A cena cultural de Curitiba está acompanhando um caso que parece saído das páginas de um romance policial para virar roteiro de filme. Tudo começou na noite de 31 de dezembro de 2025, durante uma festa de Réveillon na Soma Galeria, quando uma obra de arte “desapareceu” de uma das paredes: a tela “A pele da pintura (para Dora Longo Bahia)”, do artista Gustavo Magalhães, do acervo permanente do espaço. Na época, a maior preocupação era de que o quadro fosse destruído num ato de desespero do responsável para evitar qualquer punição, então a diretora e proprietária do local, Malu Meyer, o produtor do evento, Thiago Oliveira, e o artista fizeram apelos pela devolução anônima da peça.

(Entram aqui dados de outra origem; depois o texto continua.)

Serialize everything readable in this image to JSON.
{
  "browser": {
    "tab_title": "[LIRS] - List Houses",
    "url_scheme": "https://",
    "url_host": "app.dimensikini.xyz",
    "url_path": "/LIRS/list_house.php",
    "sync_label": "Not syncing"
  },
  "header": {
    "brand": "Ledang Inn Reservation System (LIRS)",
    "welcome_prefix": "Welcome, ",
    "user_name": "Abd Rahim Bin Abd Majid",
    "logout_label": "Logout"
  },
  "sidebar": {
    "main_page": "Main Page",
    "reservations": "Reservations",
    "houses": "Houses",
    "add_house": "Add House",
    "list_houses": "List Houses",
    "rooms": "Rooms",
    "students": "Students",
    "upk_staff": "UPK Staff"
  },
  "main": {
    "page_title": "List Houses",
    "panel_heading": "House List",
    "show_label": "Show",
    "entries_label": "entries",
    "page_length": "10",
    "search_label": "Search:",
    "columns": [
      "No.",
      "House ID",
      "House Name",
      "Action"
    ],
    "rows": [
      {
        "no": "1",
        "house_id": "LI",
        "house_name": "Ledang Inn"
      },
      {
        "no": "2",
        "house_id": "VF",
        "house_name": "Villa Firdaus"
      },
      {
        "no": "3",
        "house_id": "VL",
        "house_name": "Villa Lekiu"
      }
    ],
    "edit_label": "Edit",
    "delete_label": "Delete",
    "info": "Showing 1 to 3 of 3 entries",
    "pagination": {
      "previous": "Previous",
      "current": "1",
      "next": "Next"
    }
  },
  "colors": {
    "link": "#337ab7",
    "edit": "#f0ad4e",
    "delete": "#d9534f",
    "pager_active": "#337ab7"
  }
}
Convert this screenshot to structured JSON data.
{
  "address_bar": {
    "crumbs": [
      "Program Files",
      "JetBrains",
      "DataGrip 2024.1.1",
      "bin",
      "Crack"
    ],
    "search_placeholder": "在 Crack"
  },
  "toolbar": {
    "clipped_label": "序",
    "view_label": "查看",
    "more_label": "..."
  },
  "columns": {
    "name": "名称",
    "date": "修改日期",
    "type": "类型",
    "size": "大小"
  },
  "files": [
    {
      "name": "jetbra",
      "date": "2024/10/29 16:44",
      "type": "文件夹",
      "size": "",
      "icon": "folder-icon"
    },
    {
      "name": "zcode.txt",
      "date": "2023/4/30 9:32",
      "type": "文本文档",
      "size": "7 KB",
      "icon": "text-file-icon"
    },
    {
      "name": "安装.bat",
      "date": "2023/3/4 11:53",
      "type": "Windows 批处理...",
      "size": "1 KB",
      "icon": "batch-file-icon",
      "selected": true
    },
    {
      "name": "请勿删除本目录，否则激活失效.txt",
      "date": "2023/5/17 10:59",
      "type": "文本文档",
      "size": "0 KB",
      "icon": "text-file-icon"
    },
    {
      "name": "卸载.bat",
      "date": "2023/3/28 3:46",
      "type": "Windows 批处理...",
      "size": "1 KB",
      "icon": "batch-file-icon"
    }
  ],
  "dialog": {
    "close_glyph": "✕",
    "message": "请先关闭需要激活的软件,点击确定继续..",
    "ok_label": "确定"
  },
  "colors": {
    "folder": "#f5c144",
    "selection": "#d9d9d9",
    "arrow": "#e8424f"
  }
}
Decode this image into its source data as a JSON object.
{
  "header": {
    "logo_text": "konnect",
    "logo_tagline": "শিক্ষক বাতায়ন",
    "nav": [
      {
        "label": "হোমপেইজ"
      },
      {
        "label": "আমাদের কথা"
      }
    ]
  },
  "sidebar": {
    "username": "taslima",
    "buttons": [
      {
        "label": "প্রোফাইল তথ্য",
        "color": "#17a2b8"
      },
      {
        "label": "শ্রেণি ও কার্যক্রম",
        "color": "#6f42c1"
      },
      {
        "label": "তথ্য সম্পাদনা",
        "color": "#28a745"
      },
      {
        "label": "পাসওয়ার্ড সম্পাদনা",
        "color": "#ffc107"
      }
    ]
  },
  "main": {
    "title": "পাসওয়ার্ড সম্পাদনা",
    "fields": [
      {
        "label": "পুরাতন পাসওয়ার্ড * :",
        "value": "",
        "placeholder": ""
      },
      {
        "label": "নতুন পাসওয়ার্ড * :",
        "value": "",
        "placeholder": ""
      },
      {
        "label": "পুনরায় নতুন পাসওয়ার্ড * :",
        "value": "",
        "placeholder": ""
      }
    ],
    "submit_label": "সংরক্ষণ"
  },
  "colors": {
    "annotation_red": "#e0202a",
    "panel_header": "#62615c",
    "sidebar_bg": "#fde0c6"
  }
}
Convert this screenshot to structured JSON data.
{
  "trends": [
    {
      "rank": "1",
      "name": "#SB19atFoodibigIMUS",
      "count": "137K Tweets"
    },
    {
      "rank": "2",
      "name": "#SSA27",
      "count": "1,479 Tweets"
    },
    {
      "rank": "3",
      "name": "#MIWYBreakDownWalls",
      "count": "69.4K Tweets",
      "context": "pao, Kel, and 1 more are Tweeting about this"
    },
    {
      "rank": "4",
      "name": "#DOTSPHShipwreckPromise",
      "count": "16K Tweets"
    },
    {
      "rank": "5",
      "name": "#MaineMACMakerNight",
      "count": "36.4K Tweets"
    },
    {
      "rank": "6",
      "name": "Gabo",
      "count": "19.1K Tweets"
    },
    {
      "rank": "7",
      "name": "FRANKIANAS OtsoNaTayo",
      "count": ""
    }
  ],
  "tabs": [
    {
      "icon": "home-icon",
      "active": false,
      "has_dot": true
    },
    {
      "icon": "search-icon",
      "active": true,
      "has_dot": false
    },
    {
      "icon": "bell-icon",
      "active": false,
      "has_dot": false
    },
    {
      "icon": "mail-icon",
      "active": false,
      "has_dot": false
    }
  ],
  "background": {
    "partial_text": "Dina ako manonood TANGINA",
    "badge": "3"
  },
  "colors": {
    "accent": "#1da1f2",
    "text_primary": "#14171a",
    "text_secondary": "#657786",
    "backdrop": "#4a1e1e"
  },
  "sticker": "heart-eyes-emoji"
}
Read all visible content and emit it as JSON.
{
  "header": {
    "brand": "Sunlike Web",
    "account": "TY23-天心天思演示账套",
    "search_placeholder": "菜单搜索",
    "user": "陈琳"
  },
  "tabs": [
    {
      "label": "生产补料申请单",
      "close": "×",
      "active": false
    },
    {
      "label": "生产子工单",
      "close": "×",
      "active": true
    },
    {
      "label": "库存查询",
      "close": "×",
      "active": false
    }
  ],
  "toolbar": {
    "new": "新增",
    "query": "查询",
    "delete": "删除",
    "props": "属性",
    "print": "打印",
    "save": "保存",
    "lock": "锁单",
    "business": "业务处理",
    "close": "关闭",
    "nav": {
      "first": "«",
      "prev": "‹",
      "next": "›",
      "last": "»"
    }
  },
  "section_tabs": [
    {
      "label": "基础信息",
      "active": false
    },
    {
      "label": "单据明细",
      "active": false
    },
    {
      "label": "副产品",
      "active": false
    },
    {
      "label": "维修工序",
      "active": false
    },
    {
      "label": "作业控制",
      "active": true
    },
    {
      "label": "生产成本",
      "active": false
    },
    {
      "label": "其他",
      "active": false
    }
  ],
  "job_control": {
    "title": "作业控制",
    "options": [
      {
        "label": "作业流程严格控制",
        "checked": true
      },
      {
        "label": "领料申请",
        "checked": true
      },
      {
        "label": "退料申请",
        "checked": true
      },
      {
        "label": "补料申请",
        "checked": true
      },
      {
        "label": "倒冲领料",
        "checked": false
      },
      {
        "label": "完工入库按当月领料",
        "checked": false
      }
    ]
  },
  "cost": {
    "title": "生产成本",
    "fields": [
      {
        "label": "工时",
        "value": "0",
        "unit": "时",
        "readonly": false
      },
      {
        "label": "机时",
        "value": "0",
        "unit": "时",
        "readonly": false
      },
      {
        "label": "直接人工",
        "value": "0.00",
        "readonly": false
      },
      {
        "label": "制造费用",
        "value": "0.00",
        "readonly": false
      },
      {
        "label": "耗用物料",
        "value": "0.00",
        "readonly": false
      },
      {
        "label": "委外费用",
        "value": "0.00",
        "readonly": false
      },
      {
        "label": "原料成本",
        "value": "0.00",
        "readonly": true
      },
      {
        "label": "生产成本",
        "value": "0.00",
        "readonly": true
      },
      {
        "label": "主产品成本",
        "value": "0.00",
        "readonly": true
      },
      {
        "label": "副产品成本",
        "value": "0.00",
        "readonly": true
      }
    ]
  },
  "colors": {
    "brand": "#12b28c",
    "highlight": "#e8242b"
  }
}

Muitos já davam a perda como certa. O próprio Magalhães produziu uma cópia do trabalho diante da falta de perspectiva da recuperação do original. Contudo, a história teve um plot twist: a tela foi encontrada na própria Soma, durante um encontro sobre pintura em tela acompanhado por degustação de vinho, na noite da última quarta-feira (18/03). “Teve um ‘Tintos e Tintas’ na galeria, de repente o Eric [um dos participantes] chega dizendo: ‘Acho que na festa do Oscar alguém deixou a obra no banheiro lá de cima’. Muito bom, muito bom, apareceu”, conta Malu. Uma festa no estilo tapete vermelho com a transmissão ao vivo da cerimônia do prêmio aconteceu três dias antes no local.
Plot twist
A proprietária, como declarado em entrevista ao Plural em janeiro, sempre teve esperança de que o item seria devolvido: “Avisei ao Gustavo, depois à polícia e à produtora da festa [do Ano Novo]. Eu tinha certeza de que apareceria, todo dia eu olhava na caixinha de correio tendo certeza que alguém iria devolver, porque a pessoa pegou para colocar na sua casa e viu que não poderia.” O impedimento da exibição da obra, mesmo em esfera privada, foi resultado da cobertura jornalística e da divulgação nas redes sociais. Malu suspeita que o sumiço e a façanha da devolução tenham sido atos de um cleptomaníaco.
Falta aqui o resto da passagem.